I have a quotient ring $R=\Bbb Z[t]/(1-t)^3$.
It is asked to show that $\overline{2t^3-2}=\overline{6t^2-6t}$ and $\overline{1-4t^3}=\overline{4t-6t^2-t^4}$.
I feel like I am missing some important idea, this is how I proceeded.
$(1-t)^3=(1-3t+3t^2-t^3)$ is the neutral element here, this should be an ideal of $R$.
so I am tempted to write $\overline{2t^3-2}=\overline{2t^3-2+2*(1-3t+3t^2-t^3)}=\overline{6t^2-6t+1}$ which produces the wrong result.
I fail to see where I went wrong.
$\Bbb Z[t]=\{a+bt|a,b\in\Bbb Z\}$ so I am thinking of the equivalent classes in $R=\Bbb Z[t]/(1-t)^3$ as the residue classes if I divided by $(1-t)^3$.
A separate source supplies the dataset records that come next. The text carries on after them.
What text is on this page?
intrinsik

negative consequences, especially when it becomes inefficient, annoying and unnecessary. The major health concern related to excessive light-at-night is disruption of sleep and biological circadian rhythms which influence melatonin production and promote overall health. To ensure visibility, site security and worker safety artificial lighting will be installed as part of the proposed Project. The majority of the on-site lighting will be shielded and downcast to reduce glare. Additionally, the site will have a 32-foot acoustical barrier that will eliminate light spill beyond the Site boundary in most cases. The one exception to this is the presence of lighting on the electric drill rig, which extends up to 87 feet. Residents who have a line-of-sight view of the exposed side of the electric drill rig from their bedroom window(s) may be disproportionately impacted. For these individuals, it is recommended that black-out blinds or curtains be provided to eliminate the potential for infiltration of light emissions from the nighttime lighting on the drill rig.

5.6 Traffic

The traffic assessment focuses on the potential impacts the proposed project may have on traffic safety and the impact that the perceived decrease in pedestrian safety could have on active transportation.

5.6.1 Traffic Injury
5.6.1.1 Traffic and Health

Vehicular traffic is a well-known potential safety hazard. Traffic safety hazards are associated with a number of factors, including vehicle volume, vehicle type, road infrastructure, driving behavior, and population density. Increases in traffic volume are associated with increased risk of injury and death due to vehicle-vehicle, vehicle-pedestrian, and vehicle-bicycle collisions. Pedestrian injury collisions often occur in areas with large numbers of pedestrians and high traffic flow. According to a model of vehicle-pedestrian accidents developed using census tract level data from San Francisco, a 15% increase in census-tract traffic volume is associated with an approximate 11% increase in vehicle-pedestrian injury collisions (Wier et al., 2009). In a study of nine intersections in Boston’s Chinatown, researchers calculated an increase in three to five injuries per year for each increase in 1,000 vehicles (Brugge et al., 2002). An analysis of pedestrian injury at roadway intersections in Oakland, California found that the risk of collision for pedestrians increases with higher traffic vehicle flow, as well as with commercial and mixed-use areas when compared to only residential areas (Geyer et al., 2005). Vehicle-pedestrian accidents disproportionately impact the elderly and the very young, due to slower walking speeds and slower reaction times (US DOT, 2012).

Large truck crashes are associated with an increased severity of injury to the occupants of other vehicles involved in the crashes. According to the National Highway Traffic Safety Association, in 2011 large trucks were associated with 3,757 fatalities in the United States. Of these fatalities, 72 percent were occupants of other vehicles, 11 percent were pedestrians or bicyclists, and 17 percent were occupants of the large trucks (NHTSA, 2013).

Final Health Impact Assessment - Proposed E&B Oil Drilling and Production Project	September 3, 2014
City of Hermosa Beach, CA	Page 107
Is it because I am thinking of $(1-t)^3=(1-3t+3t^2-t^3)$ as $0$, but thinking of it as identity element makes no sense for me.
The first one is true, writing
$$(t-1)^3=0\mod (t-1)^3\iff t^3-3t^2+3t-1=0\mod (t-1)^3$$ $$\iff 3t^2-3t=t^3-1\mod (t-1)^3$$
But then we see that $2(3t^2-3t)=6t^2-6t= 2(t^3-1)=2t^2-2\mod (t-1)^3$.
For the other one, use $a=b\mod I\iff a-b\in I$, so that
$$(1-4t^3)-(4t-6t^2-t^3)=1-4t+6t^2-3t^3$$
however, for this to be $=0\mod (t-1)^3$ we need $3t^3-6t^2+4t-1=p(t)(t-1)^3$. But then necessarily $\deg p(t)=0$ and indeed $p(t)=3$ by considering just the first coefficient, again impossible.